The transcript is post-resolution — by the time it reaches the LLM, speakers are named where evidence allowed, and ids are stable.

Speaker-neutral narrative. Speaker ids/labels are used only to resolve action-item ownership. The summary, bullets, discussion points, and sections are written speaker-neutral — what was discussed/decided/agreed, not who said it (e.g. "A revised quote was requested" rather than "Speaker 1 asked for a revised quote"). Real names appear only when the transcript states them and naming the person matters (e.g. someone to follow up with). "Speaker 1 / Speaker 2" phrasing never appears in human-readable text.

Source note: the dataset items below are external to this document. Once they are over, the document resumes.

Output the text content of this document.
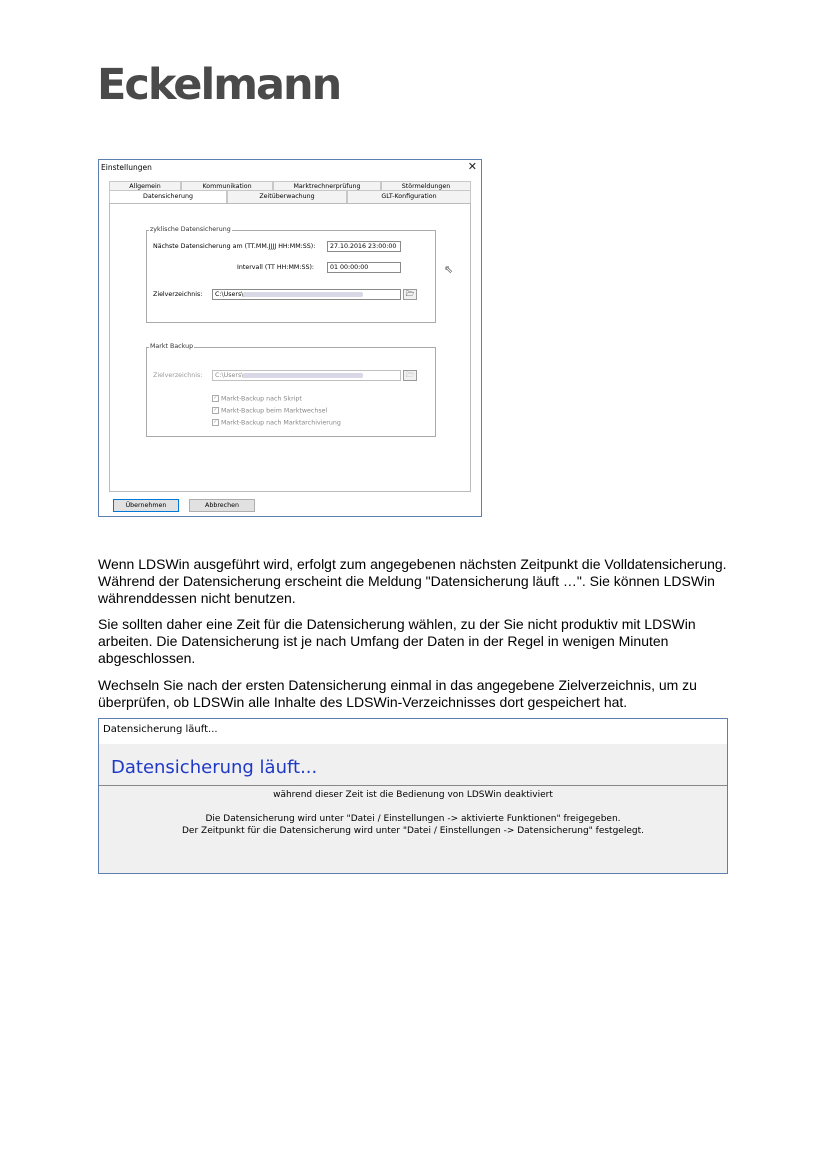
Eckelmann
Einstellungen	✕
Allgemein	Kommunikation	Marktrechnerprüfung	Störmeldungen
Datensicherung	Zeitüberwachung	GLT-Konfiguration
zyklische Datensicherung
Nächste Datensicherung am (TT.MM.JJJJ HH:MM:SS):	27.10.2016 23:00:00
Intervall (TT HH:MM:SS):	01 00:00:00
Zielverzeichnis:	C:\Users\	🗁
Markt Backup
Zielverzeichnis:	C:\Users\	🗁
✓ Markt-Backup nach Skript
✓ Markt-Backup beim Marktwechsel
✓ Markt-Backup nach Marktarchivierung
Übernehmen	Abbrechen
⇖
Wenn LDSWin ausgeführt wird, erfolgt zum angegebenen nächsten Zeitpunkt die Volldatensicherung. Während der Datensicherung erscheint die Meldung "Datensicherung läuft …". Sie können LDSWin währenddessen nicht benutzen.
Sie sollten daher eine Zeit für die Datensicherung wählen, zu der Sie nicht produktiv mit LDSWin arbeiten. Die Datensicherung ist je nach Umfang der Daten in der Regel in wenigen Minuten abgeschlossen.
Wechseln Sie nach der ersten Datensicherung einmal in das angegebene Zielverzeichnis, um zu überprüfen, ob LDSWin alle Inhalte des LDSWin-Verzeichnisses dort gespeichert hat.
Datensicherung läuft...
Datensicherung läuft...
während dieser Zeit ist die Bedienung von LDSWin deaktiviert
Die Datensicherung wird unter "Datei / Einstellungen -> aktivierte Funktionen" freigegeben.
Der Zeitpunkt für die Datensicherung wird unter "Datei / Einstellungen -> Datensicherung" festgelegt.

No repetition. executiveSummary, executiveSummaryBullets, keyDiscussionPoints, and sections must not restate the same fact. Each fact lives in its single best home: prose = 2–4 sentence headline; bullets = the one detailed view; discussion points = only when chronological flow adds something the bullets don't (may be empty); sections = only when thematic grouping adds structure beyond the bullets.

Schema versions

VersionWhat's in it
v1Prose executiveSummary, sections[], flat Sentiment { overall, reason }. No tone.
v2 (current)Adds executiveSummaryBullets[] (bullet companion to the prose summary), keyDiscussionPoints[] (chronological flow), enriched Sentiment (numeric score, per-party split, progression[], emotionalSignals[]), and a new top-level Tone. All additions are nullable — v1 artifacts still deserialise unchanged.

ScryonAnalysis.CURRENT_SCHEMA_VERSION is 2. The endpoint serves whatever was stored on disk: old calls keep their v1 shape until re-analyzed.

What we get back

{
schemaVersion: 2,
callType: ...,
suggestedTitle: ...,
oneLineSummary: ...,
executiveSummary: "<prose paragraph>",
executiveSummaryBullets: [
{ text, category, importance, sourceSegmentIds } // 8–15 detailed, speaker-neutral bullets
],
conversationOutcome: ...,
sections: [ Section ], // dynamic, thematic
keyDiscussionPoints: [
{ text, topic, phase, speakerId, ..., sourceSegmentIds } // chronological flow
],
actionItems: [ ActionItem ],
followUps, importantDates, decisions, commitments,
openQuestions, risks, opportunities,
peopleMentioned, numbersAndAmounts,
sentiment: {
overall, score, reason,
userSentiment : { overall, score, notes },
contactSentiment : { overall, score, notes },
progression: [ { phase, overall, note, sourceSegmentIds } ],
emotionalSignals: [ string ]
},
tone: {
overall, descriptors, formality, energy, pace, notes,
byParty: { userTone, contactTone } // PartyTone = { overall, descriptors, notes }
},
tags: [ string ],
qualityWarnings: [ string ]
}

The full field reference lives in API · Analysis. What follows is the design of the new pieces.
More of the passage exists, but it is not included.